The Case for Efficient Lighting

The arguments for efficient solid state lighting are strong as was the interest in LED lighting demonstrated at this years Lightfair trade show.  I find however that there is a good deal of misunderstanding of the manner in which the market for efficient lighting will evolve.  Some of this confusion stems from perceptions about the phase out of the venerable incandescent light bulb.  To add to the confusion, some industry writers present a muddled view of the development of the efficient lighting industry.

In a recent article in EE Times (Ready to bid incandescent bulb goodbye?) the author makes several statements concerning the phase out of incandescents and the deployment of fluorescent and light emitting diode (LED) based solid state lighting that confuse several issues.  First, the author states that “…the argument against incandescents has some technical weaknesses.”  The author’s arguments that follow do not constitute a sound technical comparison of lighting technologies.  The compelling argument against incandescents is simply that they are not nearly as efficient at converting electrical energy into visible light as are both fluorescent and LED lamps.

The article goes on to say “…the so-called waste heat of the incandescent is not actually wasted, but serves to help keep a cool area warm.”  In already warm interior environments the heat delivered by incandescent lighting is often removed through refrigeration (air conditioning) resulting in further energy consumption.  In general, using incandescent lighting as a heating device is not a satisfactory or energy efficient heating solution.

The reason for the widespread acceptance of incandescent lighting has been that incandescent lamps are inexpensive to manufacture and provide lighting that people find attractive.  As many bodies around the world have decided, the eventual elimination of incandescent lighting is one of the low hanging fruit in our efforts to reduce energy consumption and related carbon emissions.

In one section of particularly poorly researched text the author asks: “What about the use of incandescent bulbs in extremely hot or cool consumer applications, such as freezers, ovens and dryers? You can get a temperature-ruggedized incandescent bulb for just a little more than a standard bulb, but I don’t see electronic blubs (sic) (neither fluorescents nor LED) being viable for those situations coming soon.”

This point of the article could not be less well informed.  While oven and dryer lights are not opportunities for saving a great deal of energy, refrigerated cases in grocery stores have utilized fluorescent lighting in preference to incandescent lighting for many years. Since fluorescents are more energy efficient than incandescents they throw off less heat thus requiring less case refrigeration resulting in lower energy costs.  However, fluorescent lamps become less efficient at lower temperatures while LED lamps become more efficient as their temperature falls.  This fact and reduced maintenance costs from longer lived LED lighting have resulted in the recent and fairly widespread adoption of LED lighting for refrigerated cases leading to considerable savings in energy consumption and operating costs.
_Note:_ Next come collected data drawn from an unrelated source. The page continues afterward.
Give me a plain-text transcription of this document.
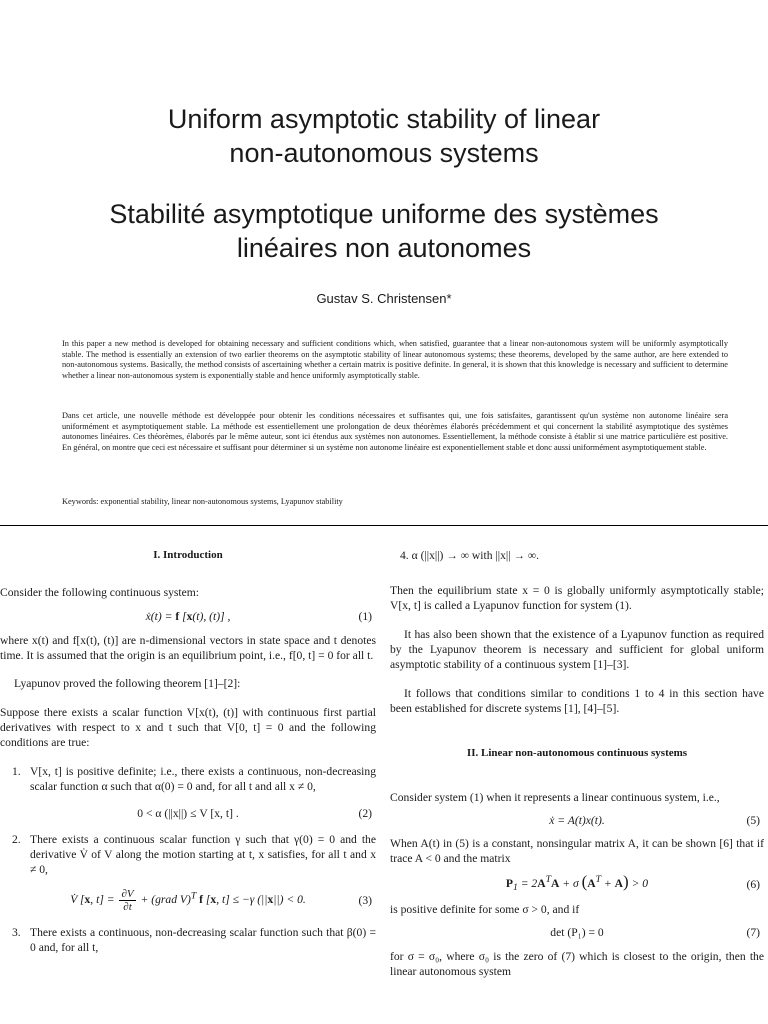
Uniform asymptotic stability of linear
non-autonomous systems
Stabilité asymptotique uniforme des systèmes
linéaires non autonomes
Gustav S. Christensen*
In this paper a new method is developed for obtaining necessary and sufficient conditions which, when satisfied, guarantee that a linear non-autonomous system will be uniformly asymptotically stable. The method is essentially an extension of two earlier theorems on the asymptotic stability of linear autonomous systems; these theorems, developed by the same author, are here extended to non-autonomous systems. Basically, the method consists of ascertaining whether a certain matrix is positive definite. In general, it is shown that this knowledge is necessary and sufficient to determine whether a linear non-autonomous system is exponentially stable and hence uniformly asymptotically stable.
Dans cet article, une nouvelle méthode est développée pour obtenir les conditions nécessaires et suffisantes qui, une fois satisfaites, garantissent qu'un système non autonome linéaire sera uniformément et asymptotiquement stable. La méthode est essentiellement une prolongation de deux théorèmes élaborés précédemment et qui concernent la stabilité asymptotique des systèmes autonomes linéaires. Ces théorèmes, élaborés par le même auteur, sont ici étendus aux systèmes non autonomes. Essentiellement, la méthode consiste à établir si une matrice particulière est positive. En général, on montre que ceci est nécessaire et suffisant pour déterminer si un système non autonome linéaire est exponentiellement stable et donc aussi uniformément asymptotiquement stable.
Keywords: exponential stability, linear non-autonomous systems, Lyapunov stability
I. Introduction

Consider the following continuous system:

ẋ(t) = f [x(t), (t)] ,	(1)

where x(t) and f[x(t), (t)] are n-dimensional vectors in state space and t denotes time. It is assumed that the origin is an equilibrium point, i.e., f[0, t] = 0 for all t.

Lyapunov proved the following theorem [1]–[2]:

Suppose there exists a scalar function V[x(t), (t)] with continuous first partial derivatives with respect to x and t such that V[0, t] = 0 and the following conditions are true:

1. V[x, t] is positive definite; i.e., there exists a continuous, non-decreasing scalar function α such that α(0) = 0 and, for all t and all x ≠ 0,
0 < α (||x||) ≤ V [x, t] .	(2)
2. There exists a continuous scalar function γ such that γ(0) = 0 and the derivative V̇ of V along the motion starting at t, x satisfies, for all t and x ≠ 0,
V̇ [x, $t] = \frac{\partial V}{\partial t}$ + (grad V)$^T$ f [x, t] ≤ −γ (||x||) < 0.	(3)
3. There exists a continuous, non-decreasing scalar function such that β(0) = 0 and, for all t,

4. α (||x||) → ∞ with ||x|| → ∞.

Then the equilibrium state x = 0 is globally uniformly asymptotically stable; V[x, t] is called a Lyapunov function for system (1).

It has also been shown that the existence of a Lyapunov function as required by the Lyapunov theorem is necessary and sufficient for global uniform asymptotic stability of a continuous system [1]–[3].

It follows that conditions similar to conditions 1 to 4 in this section have been established for discrete systems [1], [4]–[5].

II. Linear non-autonomous continuous systems

Consider system (1) when it represents a linear continuous system, i.e.,

ẋ = A(t)x(t).	(5)

When A(t) in (5) is a constant, nonsingular matrix A, it can be shown [6] that if trace A < 0 and the matrix

$P_1 = 2A^TA + \sigma$ $(A^T + A) > 0$	(6)

is positive definite for some σ > 0, and if

det (P₁) = 0	(7)

for σ = σ₀, where σ₀ is the zero of (7) which is closest to the origin, then the linear autonomous system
The article goes on to state “The disposal and recycling of incandescents is pretty straightforward; that’s not so for electronic bulbs.”  This generalization of the properties of “electronic bulbs” is also misleading.  By not calling attention to the individual characteristics of incandescent, fluorescent and LED lamps the article misleads the reader.  While fluorescent lamps contain small amounts of mercury and when disposed of in a landfill will release some mercury, LED lamps are free of mercury.

The article attempts to sum up by stating: “Finally, electronic bulbs–especially fluorescents–require a lot of resources to manufacture, and have a long and complex BOM: ICs, passive components, PCB, packaging, and more. It’s easy but misleading to ignore that reality or pretend it is not a factor to consider in total environmental cost.”

The author of the article would better serve his audience if he reported on data such as the recent comprehensive life cycle assessment (LCA) of incandescent, compact fluorescent (CFL) and LED lamps performed by lighting manufacturer Osram (PDF file)and summarized here.

The Osram LCA takes into account all phases of the raw material, manufacturing, operating, disposal and recycling aspects of the three forms of lighting and provides useful insight into the state of lighting technologies today.  The Osram LCA of the three lamp types concludes that LED and CFL lamps are comparable today in their overall environmental impact, and that both CFLs and LEDs are superior to incandescent lamps.  Osram also makes the case that LEDs have the potential for further improvements in performance (~2x) as compared to mature incandescent and CFL lamp technologies.

Incandescent lamps are today inexpensive to purchase.  However the inefficiency and short life of incandescent lamps result in higher operating costs, higher energy consumption and more environmental impact.  Fluorescent and LED solid state lighting today offer longer life and lower energy consumption than incandescents.  As the price of LED lighting falls and the efficiency of LED lamps increases, solid state lighting will become the preferred lighting technology.  The lighting market evolution will see the phase out of incandescent lamps, and replacement of incandescents with more efficient fluorescent and LED lamps.  As LED lighting design and manufacturing develop and LED lighting competes successfully on price and efficiency, LED lighting will eventually displace fluorescents leading to still lower energy consumption and less environmental pollution.